Hey! So I am looking at these schools that are listed below, and I know that I won’t qualify for financial aid (income bracket is +$150,000), and my parents will pay for $35,000 a year (or the price of UIUC), so do you know if I would qualify for any scholarships at these schools? Thanks in advance!
I’m applying for biochem (although MCB at UIUC with biochem being second choice)
Case Western Reserve University
University of Illinois at Urbana-Champaign
Indiana University at Bloomington
University of Minnesota Twin Cities
Purdue University
My stats:
ACT: 32C 34S
SAT: 1450 - 710M 740W
GPA: 3.86UW 4.27W
AP Scores: Euro-3, US History-4, Bio-4, Lang-4, And I’m taking AP Calc BC, Gov, Lit, French, and Chem this coming year.
I have 100+ hours of volunteering in a hospital
Debate club for 2 years
Volunteer club for 4 years (w leadership position)
Medical club for 3 years (w leadership position)
NHS
Choir student for 4 years
Purdue is stingy with merit aid. My daughter had stronger stats and got $0 as did her school’s valedictorian with perfect stats. That said, the COA is around $40K for OOS so not too far off from your parents’ contribution.
COA at Case is over $67K. My daughter’s friend was similar stats was wait listed there last year so that may be a stretch to get enough merit to bring it down to instate tuition at UIUC.

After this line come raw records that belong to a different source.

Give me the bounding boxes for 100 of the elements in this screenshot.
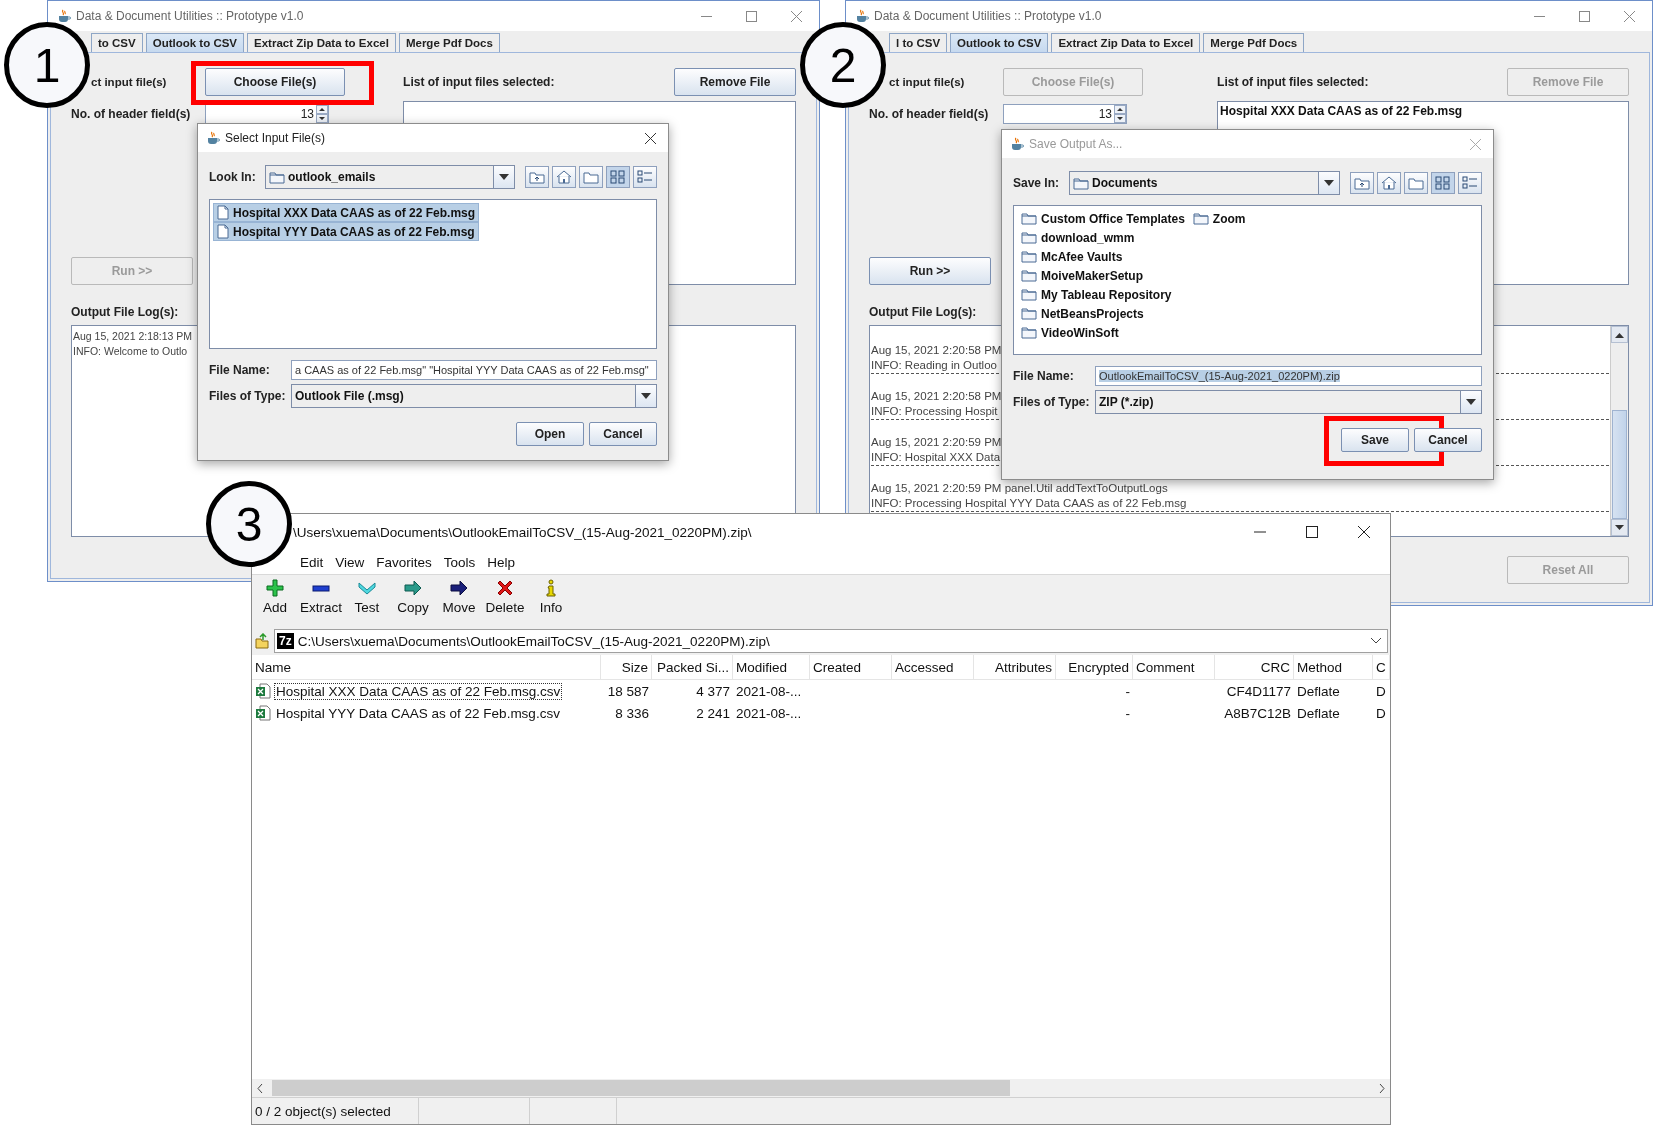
column-header[interactable]: Created xyxy=(810,655,892,680)
log-line: Aug 15, 2021 2:20:59 PM panel.Util addTextToOutputLogs xyxy=(871,481,1168,496)
file-name[interactable]: Hospital YYY Data CAAS as of 22 Feb.msg.csv xyxy=(274,704,562,722)
tab[interactable]: Extract Zip Data to Excel xyxy=(247,33,396,52)
file-item[interactable]: NetBeansProjects xyxy=(1017,304,1189,323)
remove-file-button[interactable]: Remove File xyxy=(674,68,796,96)
toolbar-button[interactable] xyxy=(1458,172,1482,194)
tab[interactable]: to CSV xyxy=(91,33,143,52)
tab[interactable]: Merge Pdf Docs xyxy=(398,33,500,52)
toolbar-button[interactable] xyxy=(1377,172,1401,194)
run-button[interactable]: Run >> xyxy=(869,257,991,285)
dialog-button[interactable]: Save xyxy=(1341,428,1409,452)
close-icon[interactable] xyxy=(1358,526,1370,538)
column-header[interactable]: Accessed xyxy=(892,655,974,680)
folder-combo[interactable]: outlook_emails xyxy=(265,165,515,189)
scroll-up-icon[interactable] xyxy=(1615,331,1624,338)
file-name-field[interactable]: OutlookEmailToCSV_(15-Aug-2021_0220PM).zip xyxy=(1095,366,1482,386)
file-item[interactable]: MoiveMakerSetup xyxy=(1017,266,1189,285)
spreadsheet-file-icon xyxy=(255,683,271,699)
maximize-icon[interactable] xyxy=(1306,526,1318,538)
list-item[interactable]: Hospital XXX Data CAAS as of 22 Feb.msg xyxy=(1220,104,1626,118)
toolbar-button[interactable] xyxy=(1431,172,1455,194)
column-header[interactable]: CRC xyxy=(1215,655,1294,680)
dropdown-arrow-icon[interactable] xyxy=(499,174,509,180)
menu-item[interactable]: View xyxy=(329,554,371,570)
horizontal-scrollbar[interactable] xyxy=(252,1079,1390,1097)
tab[interactable]: Outlook to CSV xyxy=(950,33,1049,52)
tab[interactable]: Outlook to CSV xyxy=(145,33,245,52)
file-type-combo[interactable]: ZIP (*.zip) xyxy=(1095,390,1482,414)
column-header[interactable]: Size xyxy=(601,655,652,680)
number-spinner[interactable]: 13 xyxy=(205,104,329,124)
file-item[interactable]: Hospital YYY Data CAAS as of 22 Feb.msg xyxy=(213,222,480,241)
scroll-down-icon[interactable] xyxy=(1615,524,1624,531)
toolbar-button[interactable]: Add xyxy=(252,579,298,615)
chevron-down-icon[interactable] xyxy=(1371,638,1381,644)
column-header[interactable]: Method xyxy=(1294,655,1373,680)
window-title: \Users\xuema\Documents\OutlookEmailToCSV_(15-Aug-2021_0220PM).zip\ xyxy=(293,524,752,540)
up-folder-icon xyxy=(529,170,545,184)
column-header[interactable]: Attributes xyxy=(974,655,1056,680)
file-item[interactable]: Hospital XXX Data CAAS as of 22 Feb.msg xyxy=(213,203,480,222)
toolbar-button[interactable] xyxy=(525,166,549,188)
column-header[interactable]: Modified xyxy=(733,655,810,680)
file-item[interactable]: Custom Office Templates xyxy=(1017,209,1189,228)
toolbar-button[interactable]: Copy xyxy=(390,579,436,615)
toolbar-button[interactable]: Move xyxy=(436,579,482,615)
list-label: List of input files selected: xyxy=(1217,75,1369,89)
file-item[interactable]: McAfee Vaults xyxy=(1017,247,1189,266)
spinner-arrows-icon[interactable] xyxy=(316,105,328,123)
spreadsheet-file-icon xyxy=(255,705,271,721)
dialog-button[interactable]: Cancel xyxy=(589,422,657,446)
file-item[interactable]: download_wmm xyxy=(1017,228,1189,247)
tab[interactable]: Merge Pdf Docs xyxy=(1203,33,1305,52)
chevron-down-icon xyxy=(358,579,376,597)
column-header[interactable]: C xyxy=(1373,655,1390,680)
field-label: No. of header field(s) xyxy=(71,107,192,121)
spinner-arrows-icon[interactable] xyxy=(1114,105,1126,123)
tab[interactable]: Extract Zip Data to Excel xyxy=(1051,33,1201,52)
vertical-scrollbar[interactable] xyxy=(1610,326,1628,536)
tab[interactable]: l to CSV xyxy=(889,33,948,52)
folder-icon xyxy=(1021,250,1037,263)
menu-item[interactable]: Favorites xyxy=(370,554,438,570)
toolbar-button[interactable]: Delete xyxy=(482,579,528,615)
file-item[interactable]: VideoWinSoft xyxy=(1017,323,1189,342)
column-header[interactable]: Name xyxy=(252,655,601,680)
home-icon xyxy=(556,170,572,184)
folder-icon xyxy=(1192,212,1209,225)
menu-item[interactable]: Help xyxy=(481,554,522,570)
toolbar-button[interactable] xyxy=(552,166,576,188)
toolbar-button[interactable] xyxy=(579,166,603,188)
toolbar-button[interactable] xyxy=(633,166,657,188)
toolbar-button[interactable]: Extract xyxy=(298,579,344,615)
dialog-button[interactable]: Open xyxy=(516,422,584,446)
dropdown-arrow-icon[interactable] xyxy=(1324,180,1334,186)
close-icon[interactable] xyxy=(645,132,656,144)
log-line: INFO: Hospital XXX Data xyxy=(871,450,1001,465)
file-item[interactable]: Zoom xyxy=(1188,209,1250,228)
folder-combo[interactable]: Documents xyxy=(1069,171,1340,195)
dropdown-arrow-icon[interactable] xyxy=(641,393,651,399)
dropdown-arrow-icon[interactable] xyxy=(1466,399,1476,405)
column-header[interactable]: Encrypted xyxy=(1056,655,1133,680)
path-field[interactable]: 7z C:\Users\xuema\Documents\OutlookEmailToCSV_(15-Aug-2021_0220PM).zip\ xyxy=(274,629,1388,653)
table-cell-text: D xyxy=(1375,704,1387,723)
dialog-button[interactable]: Cancel xyxy=(1414,428,1482,452)
toolbar-button[interactable] xyxy=(606,166,630,188)
column-header[interactable]: Comment xyxy=(1133,655,1215,680)
menu-item[interactable]: Edit xyxy=(294,554,330,570)
toolbar-button[interactable] xyxy=(1404,172,1428,194)
window-title: Data & Document Utilities :: Prototype v1.0 xyxy=(874,9,1102,23)
toolbar-button[interactable] xyxy=(1350,172,1374,194)
up-folder-icon[interactable] xyxy=(254,633,270,649)
menu-item[interactable]: Tools xyxy=(437,554,482,570)
file-item[interactable]: My Tableau Repository xyxy=(1017,285,1189,304)
file-name-field[interactable]: a CAAS as of 22 Feb.msg" "Hospital YYY Data CAAS as of 22 Feb.msg" xyxy=(291,360,657,380)
column-header[interactable]: Packed Si... xyxy=(652,655,733,680)
file-name[interactable]: Hospital XXX Data CAAS as of 22 Feb.msg.csv xyxy=(274,682,563,700)
toolbar-button[interactable]: Info xyxy=(528,579,574,615)
choose-files-button[interactable]: Choose File(s) xyxy=(205,68,345,96)
toolbar-button[interactable]: Test xyxy=(344,579,390,615)
number-spinner[interactable]: 13 xyxy=(1003,104,1127,124)
file-type-combo[interactable]: Outlook File (.msg) xyxy=(291,384,657,408)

Hopefully someone else can chime in on your other schools.
@momofsenior1 Thank you! I eliminated Miami Univeristy Oxford because it was more expensive than Purdue and since it wasn’t as far off, like you said!
Yet your chances at a scholarship at Miami U are much better than at the other schools on your list. Ohio happens to be one of the states where there are scholarships of OOS students.
merit scholarships from tier I Uni’s are really getting rare. My younger son was a National Merit winner and that plus one local Kiwanas amounted to a grand total of a one-time $2,945 merit scholarships. Unless you are willing to go down in level of desirability from a school standpoint, don’t count too much on merit. Now he didn’t apply to any of the big schools that support the National Merit with significant merit aid, and some of those are very attractive. (These are mostly large state flagships that are DI programs and he wanted to run Track and was a strong DIII level recruit).
That being said, my older son did get a UMD Presidential scholarship with similar (maybe a little stronger on UW GPA of 4.0 and all but one of his APs was a 5), but your test scores are exactly the same. That scholarship amounts to $8k/year for four years and brings his total tuition and R&B to about $32k/year for an OOS. So some schools still have it, but it is tougher. He was also accepted to UMich, GTech, UICU, McGIll, but only was offered the scholarship money at UMD. If I remember maybe McGill did offer $2k for the first year.
Can’t see Uminn giving you money unless you are NMF. CW might be an admission stretch, so no academic merit of consequence is likely IMO. If you need merit, you need to have higher stats or look at lower stats schools.
It’s hard to get merit aid at OOS public universities, which (other than CWRU) is what you have on your list. Some Indiana colleges offer a tuition exchange with Illinois, but Purdue isn’t one of them. Take another look at UIUC’s Honors Program. It might change your mind and give you some financial help.
No. I really doubt it. I am from Illinois. UIUC gives like nothing. Your stats don’t warrant anything at the schools you chose.
For good to great merit. Look at Alabama, University of Miami Ohio. Iowa State University.
Not all schools superstore either. Look at private LAC’s… Like Illinois Wesleyan University (assuming you are from Illinois). Private schools have bigger endowments and larger parent income can apply and still get something. Publics just don’t have it for out of state kids as a general statement.
Are you premed?
Yes, apply to Alabama. With the large scholarship for your stats, your net costs would be well-below your parents’ budget.
If you’re premed, and your costs are below their budget, will they help you with med school costs?